Aggregate Demand and Aggregate Supply
This chapter introduces the Aggregate Demand/Aggregate Supply model of macroeconomics. Read the introduction and Section 1 to learn about Aggregate Demand and the three effects (weath, interest rate, and international trade) that cause the downward slope. Recall the difference between quantity demanded and demand - the same logic applies to Aggregate Demand. Identify the variables that change (shift) the Aggregate Demand curve. Read this chapter and attempt the "Try It" exercises. You will revisit certain sections of the chapter later in this unit.
Recessionary and Inflationary Gaps and Long-Run Macroeconomic Equilibrium
Case in Point: This Time Is Different, Or Is It?
In an analysis that spans 66 countries over nearly eight centuries, economists Carmen Reinhart and Kenneth Rogoff investigate hundreds of financial crises and the economic busts each leaves in its wake. With a database that includes crisis episodes that go back as far as 12th-century China and medieval Europe and continue until the financial crisis of 2007–2008, the authors look at the patterns of economic behavior that characterize the periods leading up to financial crises and the patterns that characterize the recoveries.
They argue that looking over a long period of history is necessary because financial crises are "rare" events. Financial crises occur at varying intervals, and researchers studying a period of 25 years or so may not encounter the equivalent of a 100-year, category 5 hurricane that hits a major, low-lying city with a faulty levee system.
In general, such crises follow periods of relative economic calm. For example, the period in the United States from the mid-1980s until 2007 was often referred to as the Great Moderation. During such periods, inflationary and recessionary gaps may occur, but they are relatively small and short-lived. Societies begin to feel that they have tamed the business cycle, that policy makers have gotten smarter, and that moderation will continue.
But then it happens. The accumulation of too much debt by governments, businesses, or consumers leads to a financial meltdown. As housing prices are run up, for example, people tend to find ways to justify their heavy borrowing and to rationalize the ascent in prices: Demographics have changed; mortgage terms have improved; the regulation we have put in place is better this time; it's better to buy now, before prices go up even more; housing prices won't fall. Memories of the last crisis fade. "This time is different," they argue.
But Reinhart and Rogoff provide convincing evidence that "this time" is usually not different. Large-scale debt buildups lead to crises of confidence, and a financial crisis ensues. The aftermath is typically a severe and prolonged recessionary gap. On average, they find the following to be true:
- The collapse in asset market prices is large and long-lasting. Housing prices decline an average of 35% over 6 years, and stock prices decline an average of 56% over 3.5 years.
- Peak-to-trough GDP falls 9% on average, and the recession averages 2 years in length.
- The unemployment rate rises 7 percentage points over a 4-year period.

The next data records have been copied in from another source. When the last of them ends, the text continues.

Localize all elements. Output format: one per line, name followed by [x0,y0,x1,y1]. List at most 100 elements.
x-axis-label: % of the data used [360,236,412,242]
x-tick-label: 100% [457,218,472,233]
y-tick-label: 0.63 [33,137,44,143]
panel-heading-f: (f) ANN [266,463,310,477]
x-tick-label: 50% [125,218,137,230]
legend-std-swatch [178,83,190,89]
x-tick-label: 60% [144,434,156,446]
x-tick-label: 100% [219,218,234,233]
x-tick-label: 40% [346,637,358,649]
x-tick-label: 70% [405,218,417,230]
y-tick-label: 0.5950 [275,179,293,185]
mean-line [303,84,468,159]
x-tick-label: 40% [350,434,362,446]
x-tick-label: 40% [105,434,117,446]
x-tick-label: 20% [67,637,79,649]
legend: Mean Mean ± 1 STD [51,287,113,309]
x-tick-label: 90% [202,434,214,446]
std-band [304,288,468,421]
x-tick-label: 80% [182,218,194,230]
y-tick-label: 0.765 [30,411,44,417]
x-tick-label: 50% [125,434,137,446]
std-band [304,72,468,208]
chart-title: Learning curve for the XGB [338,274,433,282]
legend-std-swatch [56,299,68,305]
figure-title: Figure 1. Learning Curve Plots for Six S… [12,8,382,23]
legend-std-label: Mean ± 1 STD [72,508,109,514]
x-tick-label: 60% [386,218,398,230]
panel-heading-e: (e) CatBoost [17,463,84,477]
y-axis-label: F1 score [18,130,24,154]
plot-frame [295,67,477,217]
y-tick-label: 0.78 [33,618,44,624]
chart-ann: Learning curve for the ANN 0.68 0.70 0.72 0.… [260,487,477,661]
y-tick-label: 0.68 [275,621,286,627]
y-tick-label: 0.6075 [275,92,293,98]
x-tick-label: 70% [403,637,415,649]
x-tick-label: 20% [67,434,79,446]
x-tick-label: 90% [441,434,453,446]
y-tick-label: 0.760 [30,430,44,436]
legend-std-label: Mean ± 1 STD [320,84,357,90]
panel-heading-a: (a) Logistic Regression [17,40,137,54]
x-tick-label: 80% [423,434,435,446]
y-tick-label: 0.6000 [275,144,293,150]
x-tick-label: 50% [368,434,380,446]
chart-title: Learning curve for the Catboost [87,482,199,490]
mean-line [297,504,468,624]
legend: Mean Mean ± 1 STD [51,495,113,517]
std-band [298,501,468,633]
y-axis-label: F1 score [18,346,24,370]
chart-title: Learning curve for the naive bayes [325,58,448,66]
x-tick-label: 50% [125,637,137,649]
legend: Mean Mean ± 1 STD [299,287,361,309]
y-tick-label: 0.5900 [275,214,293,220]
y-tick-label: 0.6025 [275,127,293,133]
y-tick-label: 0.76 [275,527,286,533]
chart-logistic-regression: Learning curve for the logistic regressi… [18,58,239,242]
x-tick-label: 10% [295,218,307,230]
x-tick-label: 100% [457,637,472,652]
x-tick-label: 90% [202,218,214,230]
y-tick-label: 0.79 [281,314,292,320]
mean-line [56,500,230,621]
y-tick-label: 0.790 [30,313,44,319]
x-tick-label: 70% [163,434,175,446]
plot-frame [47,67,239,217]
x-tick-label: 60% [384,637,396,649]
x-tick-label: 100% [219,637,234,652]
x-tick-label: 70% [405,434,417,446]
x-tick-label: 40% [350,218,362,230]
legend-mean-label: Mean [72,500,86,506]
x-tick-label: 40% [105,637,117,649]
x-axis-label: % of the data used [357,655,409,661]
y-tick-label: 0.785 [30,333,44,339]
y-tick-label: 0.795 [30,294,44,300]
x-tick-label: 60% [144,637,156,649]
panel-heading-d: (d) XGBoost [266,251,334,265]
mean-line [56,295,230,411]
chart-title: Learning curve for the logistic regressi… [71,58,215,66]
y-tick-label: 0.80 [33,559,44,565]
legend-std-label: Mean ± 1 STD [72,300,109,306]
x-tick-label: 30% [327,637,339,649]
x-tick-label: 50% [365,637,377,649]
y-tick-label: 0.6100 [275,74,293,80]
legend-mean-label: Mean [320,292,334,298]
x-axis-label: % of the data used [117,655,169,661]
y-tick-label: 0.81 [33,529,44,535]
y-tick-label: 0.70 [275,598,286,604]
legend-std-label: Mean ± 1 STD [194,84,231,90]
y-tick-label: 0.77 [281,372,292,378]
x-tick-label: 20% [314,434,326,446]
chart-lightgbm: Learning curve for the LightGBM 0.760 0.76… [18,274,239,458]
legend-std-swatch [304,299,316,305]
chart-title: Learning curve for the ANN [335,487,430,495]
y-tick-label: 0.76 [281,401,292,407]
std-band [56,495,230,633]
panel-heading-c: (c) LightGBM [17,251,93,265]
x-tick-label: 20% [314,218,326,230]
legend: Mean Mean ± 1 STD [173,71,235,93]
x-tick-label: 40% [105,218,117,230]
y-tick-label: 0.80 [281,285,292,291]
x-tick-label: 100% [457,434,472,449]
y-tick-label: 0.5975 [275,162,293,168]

- Government debt swells due to bailout costs and, more importantly, because tax revenues fall off due to lower GDP.
- V-shaped recoveries in stock prices are more common than V-shaped recoveries in housing prices or employment.
To what extent is the financial crisis of the late 2000s likely to follow this typical pattern? The authors argue that experience with expansionary fiscal policy in such circumstances is actually quite limited. Most often, governments are shut out of borrowing markets when crises hit. Japan's government explicitly tried to implement fiscal stimulus, but the authors warn against drawing conclusions from one such example. The authors caution that governments should weigh any potential benefit of fiscal stimulus against the problem of higher public debt. They also note that central banks in 2007–2008 acted quickly and aggressively with expansionary monetary policies. But, they caution against "push[ing] too far the conceit that we are smarter than our predecessors". The global nature of the current situation only adds to the difficulty of recovering fully.
There was a company failure around 15 years ago that looked like a big deal at the time, but now seems like little more than a blip. The authors quote a trader who, during this event, presciently remarked, "More money has been lost because of four words than at the point of a gun. Those words are 'This time is different'".